Source: bench_sa_construction.py · Raw data: bench_sa_construction.json

No other library provides word-boundary-aware duplicate phrase detection:

Input size Time Duplicates found
1 KB 7ms 41
5 KB 60ms 416
10 KB 139ms 875

King James Bible (824K words): 1.3 seconds. Pride and Prejudice (130K words): 95ms.

Verifying the substring gap

The comparison table on the home page claims fuse.js, lunr, and minisearch miss certain substring queries. To verify:

just bench-fm-js-demo

This runs benchmark/demo-substring-gap.mjs, which tests each library against 6 substring queries and prints a pass/fail matrix. The script installs all three libraries from npm and tests them against the WASM FM-index.

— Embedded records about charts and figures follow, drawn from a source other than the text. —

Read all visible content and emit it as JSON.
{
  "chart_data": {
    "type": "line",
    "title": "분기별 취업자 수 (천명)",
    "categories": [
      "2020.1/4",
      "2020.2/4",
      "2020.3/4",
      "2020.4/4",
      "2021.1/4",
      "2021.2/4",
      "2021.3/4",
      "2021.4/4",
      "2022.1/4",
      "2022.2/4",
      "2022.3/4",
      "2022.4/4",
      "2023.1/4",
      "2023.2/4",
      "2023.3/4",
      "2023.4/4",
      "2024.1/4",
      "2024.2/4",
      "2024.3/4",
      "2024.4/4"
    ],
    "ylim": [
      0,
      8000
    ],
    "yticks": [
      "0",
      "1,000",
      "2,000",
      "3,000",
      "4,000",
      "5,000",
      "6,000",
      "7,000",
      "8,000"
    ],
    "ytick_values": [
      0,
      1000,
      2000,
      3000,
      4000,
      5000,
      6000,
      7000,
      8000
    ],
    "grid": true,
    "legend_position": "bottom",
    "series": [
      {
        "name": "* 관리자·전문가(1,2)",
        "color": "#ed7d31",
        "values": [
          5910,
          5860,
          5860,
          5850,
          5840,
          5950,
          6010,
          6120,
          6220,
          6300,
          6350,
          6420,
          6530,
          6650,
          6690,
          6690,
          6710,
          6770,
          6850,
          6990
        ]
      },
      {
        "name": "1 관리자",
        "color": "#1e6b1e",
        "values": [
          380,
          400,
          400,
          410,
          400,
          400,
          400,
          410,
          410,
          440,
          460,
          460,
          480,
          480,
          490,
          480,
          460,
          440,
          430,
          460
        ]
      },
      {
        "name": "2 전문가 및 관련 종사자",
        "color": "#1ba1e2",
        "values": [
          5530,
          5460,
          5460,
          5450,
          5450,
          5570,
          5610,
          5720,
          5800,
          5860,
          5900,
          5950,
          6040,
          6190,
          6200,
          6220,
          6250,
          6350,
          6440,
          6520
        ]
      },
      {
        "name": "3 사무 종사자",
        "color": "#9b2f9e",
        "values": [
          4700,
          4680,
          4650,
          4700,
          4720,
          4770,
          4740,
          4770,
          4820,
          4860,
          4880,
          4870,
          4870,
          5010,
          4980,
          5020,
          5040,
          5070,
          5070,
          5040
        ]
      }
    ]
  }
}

Running the benchmarks yourself

# Setup
cd bindings/python
uv run maturin develop --release
uv pip install pydivsufsort pylcs pandas rich biopython pyahocorasick ahocorasick_rs

# All commands below run from the project root via `just`:

# Python: FM-index vs top competitors
just bench-fm-scaling       # O(p log sigma) scaling independence (the money chart)
just bench-fm-multipattern  # FM-index vs Aho-Corasick
just bench-fm-memory        # Memory/compression profile
just bench-fm-breakeven     # Break-even analysis
just bench-fm-dna           # DNA motif search (bioinformatics)
just bench-fm-all           # Run all 5 above

# Python: original benchmarks
just bench-pandas           # FM-index vs pandas
just bench-fmindex          # FM-index vs str.count()
just bench-sa               # SA/LCP/BWT vs pydivsufsort

# JavaScript / WASM
just bench-fm-js            # FM-index vs modern-ahocorasick vs indexOf
just bench-fm-js-demo       # What search libraries can't do (substring gap)

Regenerating charts

The SVG charts in docs/assets/ were generated from benchmark output. After running benchmarks, the raw JSON in benchmark-results/ contains all the data needed to regenerate them.

Note

Chart generation scripts are not yet automated — the current SVGs were created manually from benchmark output. This is a known gap.